WASHINGTON (Reuters) - U.S. retail sales fell less than expected in February, but a sharp downward revision to January’s data could reignite concerns about the economy’s growth prospects.
Tuesday’s weak report from the Commerce Department bucked the trend of recent labor market data that had suggested the economy remained on solid ground despite some fears of a looming recession.
The data could give the Federal Reserve more reason to keep interest rates unchanged on Wednesday, when it is due to release its latest policy statement.
“The economy’s engines are not going into reverse ... but at the moment, it is hard to see GDP with a 2 percent handle. Based on today’s lackluster sales report, policymakers will be in no hurry to raise interest rates,” said Chris Rupkey, chief economist at MUFG Union Bank in New York.
Retail sales dipped 0.1 percent last month as automobile purchases fell and cheaper gasoline undercut receipts at service stations. January’s retail sales were revised down to show a 0.4 percent drop instead of the 0.2 percent gain previously reported.
Underscoring the report’s weakness, retail sales excluding automobiles, gasoline, building materials and food services were unchanged last month after a downwardly revised 0.2 percent increase in January.
These so-called core retail sales correspond most closely with the consumer spending component of gross domestic product and were previously reported to have risen 0.6 percent in January. Economists had forecast retail sales slipping 0.2 percent and core retail sales advancing 0.2 percent in February.
The retail sales report combined with sliding oil prices to push U.S. stocks lower. The S&P 500 retail index .SPXRT, however, was little changed. Prices for U.S. government debt were marginally higher, while the dollar .DXY was largely unchanged against a basket of currencies.
Last month’s weak core retail sales reading, together with January’s modest gain, suggest that consumer spending will probably remain tepid in the first quarter after growing at a 2.0 percent annualized rate in the fourth quarter.
Still, consumer spending, which accounts for more than two-thirds of the U.S. economy, remains supported by a strengthening labor market and rising house prices. Economists cut their first-quarter GDP growth estimates by as much as half a percentage point to as low as a 1.9 percent rate after the data.
The economy grew at a 1 percent pace in the fourth quarter.
Economic growth prospects were further dented by another report from the Commerce Department showing business inventories edging up 0.1 percent in January as sales continued to decline.
That pushed the inventory-to-sales ratio to its highest level since May 2009, suggesting inventories could remain a drag on growth in the near term.
“The buildup looks unintentional. We would not be surprised to see businesses try to rein in inventories in the coming months,” said Tim Quinlan, a senior economist at Wells Fargo Securities in Charlotte, North Carolina.
The reports came as Fed officials gathered for a two-day policy meeting. The U.S. central bank is expected to stand pat as policymakers monitor developments on global financial markets, domestic inflation and the labor market.
The Fed hiked its benchmark overnight interest rate in December for the first time in nearly a decade.

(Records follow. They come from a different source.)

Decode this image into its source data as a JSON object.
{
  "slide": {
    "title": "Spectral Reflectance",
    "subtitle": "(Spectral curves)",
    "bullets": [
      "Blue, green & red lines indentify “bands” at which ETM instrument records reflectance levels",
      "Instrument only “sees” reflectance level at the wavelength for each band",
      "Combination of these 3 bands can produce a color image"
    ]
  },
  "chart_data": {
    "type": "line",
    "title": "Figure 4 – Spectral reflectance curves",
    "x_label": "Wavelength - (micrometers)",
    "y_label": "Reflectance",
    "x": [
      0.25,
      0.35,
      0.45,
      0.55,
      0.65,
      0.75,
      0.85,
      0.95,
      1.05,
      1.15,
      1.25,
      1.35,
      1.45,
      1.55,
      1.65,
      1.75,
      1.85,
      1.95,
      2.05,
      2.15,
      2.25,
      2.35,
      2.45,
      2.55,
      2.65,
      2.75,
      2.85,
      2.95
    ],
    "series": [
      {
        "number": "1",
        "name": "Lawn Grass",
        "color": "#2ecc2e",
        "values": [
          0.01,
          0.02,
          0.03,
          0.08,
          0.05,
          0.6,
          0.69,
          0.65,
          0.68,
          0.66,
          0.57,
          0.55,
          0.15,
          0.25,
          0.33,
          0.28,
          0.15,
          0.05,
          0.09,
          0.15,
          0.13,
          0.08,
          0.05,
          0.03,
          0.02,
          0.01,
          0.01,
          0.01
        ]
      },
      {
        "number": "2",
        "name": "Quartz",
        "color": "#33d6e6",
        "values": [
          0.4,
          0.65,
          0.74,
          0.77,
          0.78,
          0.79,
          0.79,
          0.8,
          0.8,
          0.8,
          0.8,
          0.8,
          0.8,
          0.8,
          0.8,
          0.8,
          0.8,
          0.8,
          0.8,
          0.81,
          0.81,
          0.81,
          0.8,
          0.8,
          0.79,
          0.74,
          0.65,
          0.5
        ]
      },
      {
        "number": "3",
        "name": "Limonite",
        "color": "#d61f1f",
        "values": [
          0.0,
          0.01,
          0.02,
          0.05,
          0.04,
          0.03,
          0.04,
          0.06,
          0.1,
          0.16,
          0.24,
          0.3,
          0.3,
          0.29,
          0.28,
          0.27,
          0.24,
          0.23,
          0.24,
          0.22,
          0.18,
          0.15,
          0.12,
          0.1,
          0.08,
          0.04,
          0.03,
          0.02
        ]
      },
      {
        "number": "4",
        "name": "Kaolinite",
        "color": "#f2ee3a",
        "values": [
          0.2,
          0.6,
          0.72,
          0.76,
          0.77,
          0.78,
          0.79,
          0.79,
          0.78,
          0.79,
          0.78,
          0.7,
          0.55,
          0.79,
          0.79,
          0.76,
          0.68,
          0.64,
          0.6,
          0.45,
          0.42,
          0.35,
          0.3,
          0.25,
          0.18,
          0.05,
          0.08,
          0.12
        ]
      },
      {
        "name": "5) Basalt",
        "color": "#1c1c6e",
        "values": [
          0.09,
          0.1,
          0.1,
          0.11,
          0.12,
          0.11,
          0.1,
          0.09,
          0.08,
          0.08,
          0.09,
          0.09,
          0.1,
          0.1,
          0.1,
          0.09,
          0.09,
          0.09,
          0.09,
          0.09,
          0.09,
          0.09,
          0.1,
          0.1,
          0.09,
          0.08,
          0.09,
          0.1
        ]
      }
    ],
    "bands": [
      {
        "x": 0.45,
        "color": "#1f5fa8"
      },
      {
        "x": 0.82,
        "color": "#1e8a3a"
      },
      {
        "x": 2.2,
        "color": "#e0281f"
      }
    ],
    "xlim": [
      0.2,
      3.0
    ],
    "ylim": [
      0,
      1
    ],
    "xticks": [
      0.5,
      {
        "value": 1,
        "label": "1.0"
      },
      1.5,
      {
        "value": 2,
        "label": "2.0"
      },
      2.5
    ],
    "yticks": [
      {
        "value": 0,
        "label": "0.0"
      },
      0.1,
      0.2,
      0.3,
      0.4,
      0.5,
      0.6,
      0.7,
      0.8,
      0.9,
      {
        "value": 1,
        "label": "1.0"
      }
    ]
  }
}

In a third report, the Labor Department said its producer price index dropped 0.2 percent last month on lower energy and food costs, after edging up 0.1 percent in January.
In the 12 months through February, the PPI was unchanged after falling 0.2 percent in January. It was the first time since January 2015 that the year-on-year PPI did not decline.
A key measure of underlying producer price pressures that excludes food, energy and trade services rose 0.1 percent last month after advancing 0.2 percent in January. The so-called core PPI was up 0.9 percent in the 12 months through February, the largest gain since July 2015.
“These increases argue against the idea that deflation risks are spilling over into the U.S. economy,” said John Ryding, chief economist at RDQ Economics in New York.
Retail sales last month were weighed down by a 4.4 percent drop in the value of sales at service stations. Gasoline prices dropped 9 percent in February, according to the U.S. Energy Information Administration.
Auto dealerships, furniture retailers and electronics and appliance stores all had lower sales. But there were some pockets of strength, with sales rising at clothing stores and building materials and garden equipment merchants.
Receipts rose at restaurants and bars as well as at sporting goods and hobby stores, showing that consumers still have an appetite for discretionary spending.